Second, We establish a multi-path decoder that pervasively aggregates the spatially-endowed features within a decoding feature hierarchy and progressively fuses multiscale features with dense skip connections interleaved in the hierarchy
Third, we propose a new combinatorial loss to enforce similarities in local coherence and spatial correlation between maps. By distributedly imposing this combinatorial loss on intermediate outputs, TEDnet can improve the back-propagation process and alleviate the gradient vanishing problem.
**
**
CNNs were originally designed for classification tasks. The resolution of feature maps is gradually degraded due to down-sampling operations, and thus, the localization precision is lowered. It is desirable to maintain a favorable balance between spatial resolution preservation and semantic feature extraction. TEDnet takes full images, rather than image patches, as the input and outputs full-resolution density maps.
As is shown in the following picture, there are four parts of the model: multiscale encoder, the multi-path decoder, and distributed supervision with combinatorial loss.
Multi-Scale Encoder:
to extract reliable features relevant to crowded human objects. The multi-scale encoding block is capable of overcoming occlusions and scale variations present in crowd counting scenes. Only use 2X2 MP(Max Pooling) and dilation to enlarge the receptive fields.
Multi-Path Decoder:
to hierarchically aggregate the spatially-preserved features and restore the spatial resolution in the density map. There are many ways to fuse them, but all are not the best.
They suffer from prolonged single-path feature transformation hierarchy with heavy parameterization, as well as insufficient feature aggregations and fusions.
Our proposed method is divided into the following two steps:
Decoding Block: two inputs, the right input feature is passed from the same decoding path and it possesses deeper semantic information whose channels doubles those of the left input feature.
Result of the decoded feature map is at the end of the rightmost decoding path, contains the richest spatial and semantic information. Thus, the final output density map is generated from these feature maps by restoring the spatial dimension through the up-sampling block.

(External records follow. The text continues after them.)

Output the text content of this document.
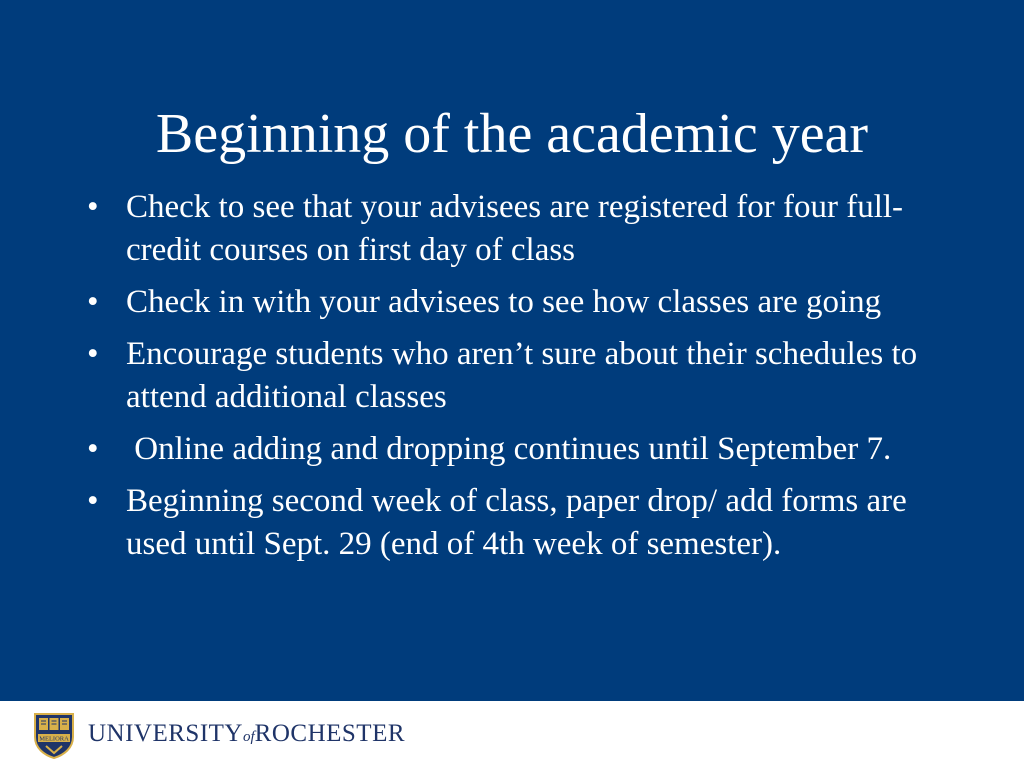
Beginning of the academic year
• Check to see that your advisees are registered for four full-credit courses on first day of class
• Check in with your advisees to see how classes are going
• Encourage students who aren’t sure about their schedules to attend additional classes
• Online adding and dropping continues until September 7.
• Beginning second week of class, paper drop/ add forms are used until Sept. 29 (end of 4th week of semester).
MELIORA UNIVERSITYofROCHESTER
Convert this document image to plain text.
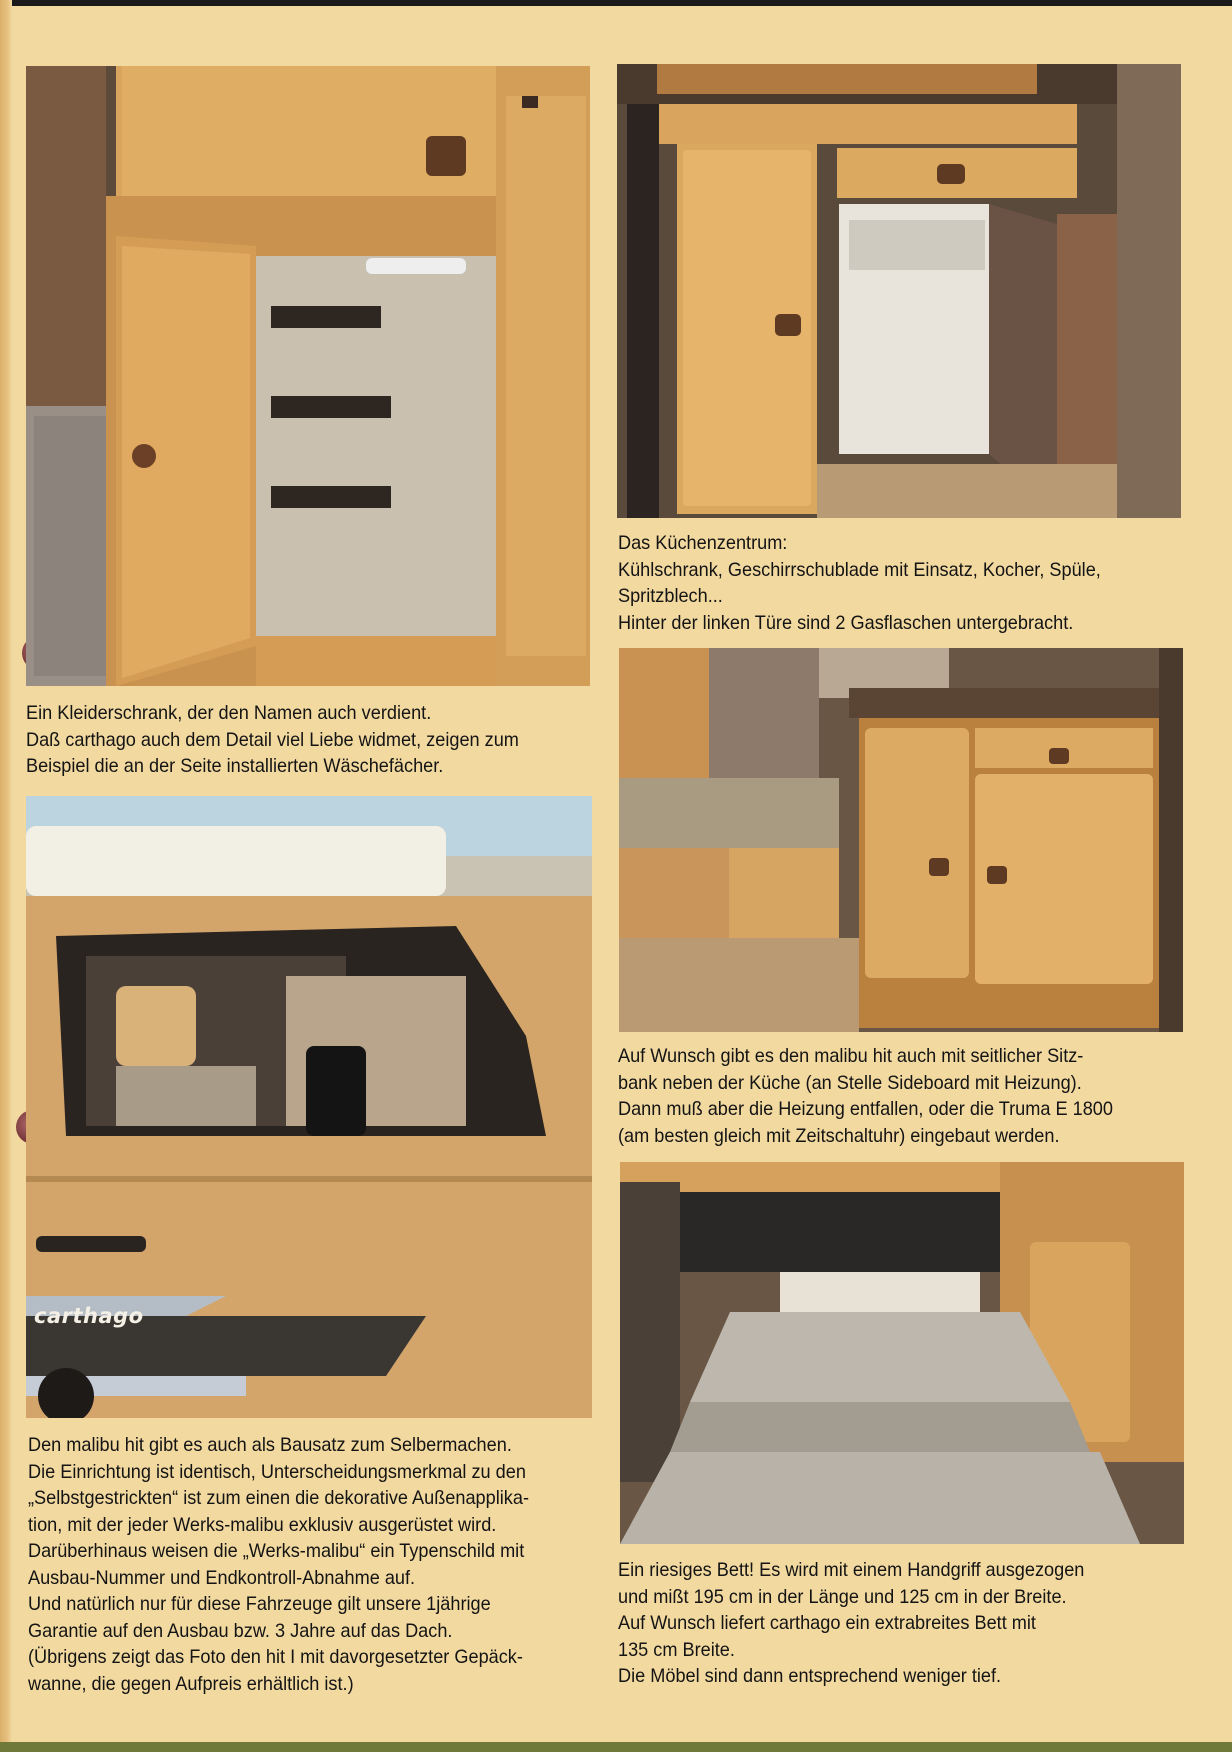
carthago

Ein Kleiderschrank, der den Namen auch verdient.

Daß carthago auch dem Detail viel Liebe widmet, zeigen zum

Beispiel die an der Seite installierten Wäschefächer.

Das Küchenzentrum:

Kühlschrank, Geschirrschublade mit Einsatz, Kocher, Spüle,

Spritzblech...

Hinter der linken Türe sind 2 Gasflaschen untergebracht.

Auf Wunsch gibt es den malibu hit auch mit seitlicher Sitz-

bank neben der Küche (an Stelle Sideboard mit Heizung).

Dann muß aber die Heizung entfallen, oder die Truma E 1800

(am besten gleich mit Zeitschaltuhr) eingebaut werden.

Den malibu hit gibt es auch als Bausatz zum Selbermachen.

Die Einrichtung ist identisch, Unterscheidungsmerkmal zu den

„Selbstgestrickten“ ist zum einen die dekorative Außenapplika-

tion, mit der jeder Werks-malibu exklusiv ausgerüstet wird.

Darüberhinaus weisen die „Werks-malibu“ ein Typenschild mit

Ausbau-Nummer und Endkontroll-Abnahme auf.

Und natürlich nur für diese Fahrzeuge gilt unsere 1jährige

Garantie auf den Ausbau bzw. 3 Jahre auf das Dach.

(Übrigens zeigt das Foto den hit I mit davorgesetzter Gepäck-

wanne, die gegen Aufpreis erhältlich ist.)

Ein riesiges Bett! Es wird mit einem Handgriff ausgezogen

und mißt 195 cm in der Länge und 125 cm in der Breite.

Auf Wunsch liefert carthago ein extrabreites Bett mit

135 cm Breite.

Die Möbel sind dann entsprechend weniger tief.
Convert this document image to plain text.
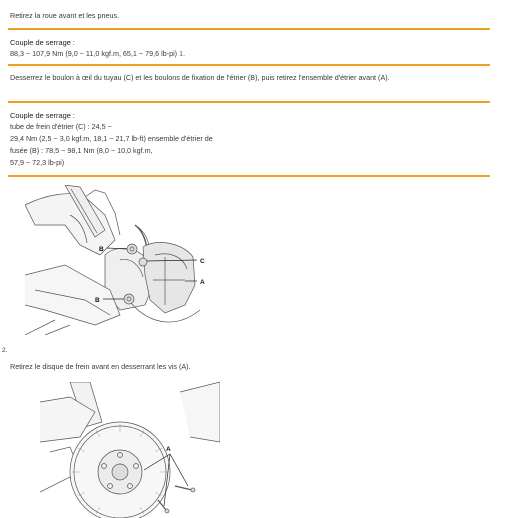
Retirez la roue avant et les pneus.
Couple de serrage :
88,3 ~ 107,9 Nm (9,0 ~ 11,0 kgf.m, 65,1 ~ 79,6 lb-pi) 1.
Desserrez le boulon à œil du tuyau (C) et les boulons de fixation de l'étrier (B), puis retirez l'ensemble d'étrier avant (A).
Couple de serrage :
tube de frein d'étrier (C) : 24,5 ~
29,4 Nm (2,5 ~ 3,0 kgf.m, 18,1 ~ 21,7 lb-ft) ensemble d'étrier de
fusée (B) : 78,5 ~ 98,1 Nm (8,0 ~ 10,0 kgf.m,
57,9 ~ 72,3 lb-pi)
B
C
A
B
2.
Retirez le disque de frein avant en desserrant les vis (A).
A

Up-sampling Block: the feature maps on the right in the hierarchy have more semantic information than the ones on the left. Those on the left, however, contain richer spatial details.
A simple single-path hourglass encoder-decoder, spatial information, although sparsely linked skip connections can alleviate inadequate feature fusion to a certain extent.
Distributed Supervision:
TEDnet computes multiple losses between intermediate density estimation maps and ground truth maps. In Figure 1, there are three destiny maps, We will compute the loss per picture.
Combinatorial Loss:
To compensate the limited MSE loss, we define a spatial abstraction loss (SAL) and a spatial correlation loss (SCL), resulting in a combinatorial loss.
SAL progressively computes the MSE losses on multiple abstraction levels between the predicted map and the ground truth.
Beyond the patch-wise supervision enforced by SAL, SCL further complements the pixel-wise MSE loss with map-wise computation.